Plane warts are usually responsive to local applications. Since they commonly occur on the face, this is also a more appropriate mode of treatment. Various preparations may be used.

including topical 5-Fluorouracil, a preparation used for some skin cancers and solar keratoses. If they persist, then cryotherapy is the logical and only other mode of treatment.

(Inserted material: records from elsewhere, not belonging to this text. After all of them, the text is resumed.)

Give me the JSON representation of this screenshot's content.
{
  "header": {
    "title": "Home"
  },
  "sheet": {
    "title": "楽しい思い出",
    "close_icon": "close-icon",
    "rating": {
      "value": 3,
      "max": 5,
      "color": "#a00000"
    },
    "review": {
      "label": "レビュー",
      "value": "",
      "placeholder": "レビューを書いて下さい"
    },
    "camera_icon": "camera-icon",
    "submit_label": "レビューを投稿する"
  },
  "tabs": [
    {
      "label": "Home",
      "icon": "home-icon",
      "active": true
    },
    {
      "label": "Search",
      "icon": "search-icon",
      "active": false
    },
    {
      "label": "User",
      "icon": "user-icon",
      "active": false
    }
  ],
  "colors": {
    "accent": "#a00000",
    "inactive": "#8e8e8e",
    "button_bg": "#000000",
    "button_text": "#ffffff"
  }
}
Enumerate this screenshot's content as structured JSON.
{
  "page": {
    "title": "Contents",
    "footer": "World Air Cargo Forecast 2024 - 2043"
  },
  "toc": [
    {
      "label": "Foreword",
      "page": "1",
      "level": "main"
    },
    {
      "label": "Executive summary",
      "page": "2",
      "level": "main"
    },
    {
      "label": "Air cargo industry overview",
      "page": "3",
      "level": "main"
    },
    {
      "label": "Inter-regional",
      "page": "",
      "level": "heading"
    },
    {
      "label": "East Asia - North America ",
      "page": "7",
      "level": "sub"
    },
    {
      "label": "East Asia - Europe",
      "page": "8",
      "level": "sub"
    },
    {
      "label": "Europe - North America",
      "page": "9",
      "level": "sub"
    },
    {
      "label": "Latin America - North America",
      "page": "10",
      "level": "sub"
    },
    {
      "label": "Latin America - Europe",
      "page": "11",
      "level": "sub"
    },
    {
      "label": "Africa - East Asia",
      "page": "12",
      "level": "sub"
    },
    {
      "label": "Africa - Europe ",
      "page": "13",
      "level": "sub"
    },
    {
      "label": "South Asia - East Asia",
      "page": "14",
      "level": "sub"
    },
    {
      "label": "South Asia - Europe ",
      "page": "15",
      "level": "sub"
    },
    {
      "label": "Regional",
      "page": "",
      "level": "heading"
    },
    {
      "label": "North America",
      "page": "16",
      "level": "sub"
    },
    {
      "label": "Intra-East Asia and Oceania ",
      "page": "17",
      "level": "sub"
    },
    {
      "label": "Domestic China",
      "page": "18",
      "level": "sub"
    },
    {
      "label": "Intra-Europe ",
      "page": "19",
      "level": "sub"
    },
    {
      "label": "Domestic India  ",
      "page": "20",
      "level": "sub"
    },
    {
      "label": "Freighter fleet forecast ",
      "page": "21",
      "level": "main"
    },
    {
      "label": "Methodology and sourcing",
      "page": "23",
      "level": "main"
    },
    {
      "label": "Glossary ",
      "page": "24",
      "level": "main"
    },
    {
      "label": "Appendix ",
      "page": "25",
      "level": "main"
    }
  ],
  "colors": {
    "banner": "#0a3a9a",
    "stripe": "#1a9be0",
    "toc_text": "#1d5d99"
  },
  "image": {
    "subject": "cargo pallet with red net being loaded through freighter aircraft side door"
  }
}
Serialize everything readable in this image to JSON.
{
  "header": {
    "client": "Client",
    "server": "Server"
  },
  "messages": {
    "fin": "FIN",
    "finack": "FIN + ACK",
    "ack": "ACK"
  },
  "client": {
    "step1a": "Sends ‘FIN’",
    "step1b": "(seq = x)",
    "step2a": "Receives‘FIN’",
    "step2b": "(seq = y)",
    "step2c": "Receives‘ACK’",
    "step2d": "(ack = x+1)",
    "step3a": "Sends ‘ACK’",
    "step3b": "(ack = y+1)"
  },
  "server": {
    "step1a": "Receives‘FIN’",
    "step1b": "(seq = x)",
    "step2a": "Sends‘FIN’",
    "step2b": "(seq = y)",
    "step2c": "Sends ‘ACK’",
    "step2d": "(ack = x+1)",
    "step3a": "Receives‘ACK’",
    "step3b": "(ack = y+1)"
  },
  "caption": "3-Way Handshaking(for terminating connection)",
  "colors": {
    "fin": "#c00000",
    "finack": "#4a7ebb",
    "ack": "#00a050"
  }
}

Plantar warts are frequently most difficult to treat. Once again local preparations containing salicylic acid and/or formalin, either in a paint or in a paste, are the most beneficial. If progress is slow, cryotherapy is the best alternative. Both diathermy and curettage, and superficial X-ray therapy, may be effective. However, there is a high incidence of recurrence and scarring. The scar may be more painful than the preceding wart, and more persistent!

Genital warts usually respond well to podophyllin paint. This type of preparation is really only useful in moist areas, and therefore rarely effective on other types of wart. The applications may have to be multiple, and should ideally be carried out at weekly intervals if necessary. Occasionally cryotherapy may be required. Diathermy and curettage requires a general anaesthetic, and is therefore a last resort.

Unusual and controversial forms of treatment include immunotherapy, where a persons own wart extract is injected into the warts. Also, D.N.C.B. (dinitrochlorbenzenel has been used to stimulate a person’s immunity, so as to enhance the natural rejection process. Similarly, smallpox vaccination has been tried. Treatment based on psychotherapy and on hypnosis both have their proponents. More recently the anti-cancer drug, bleomycin, has been injected into warts.

These are but a few of the many forms of treatment available for this very common infection.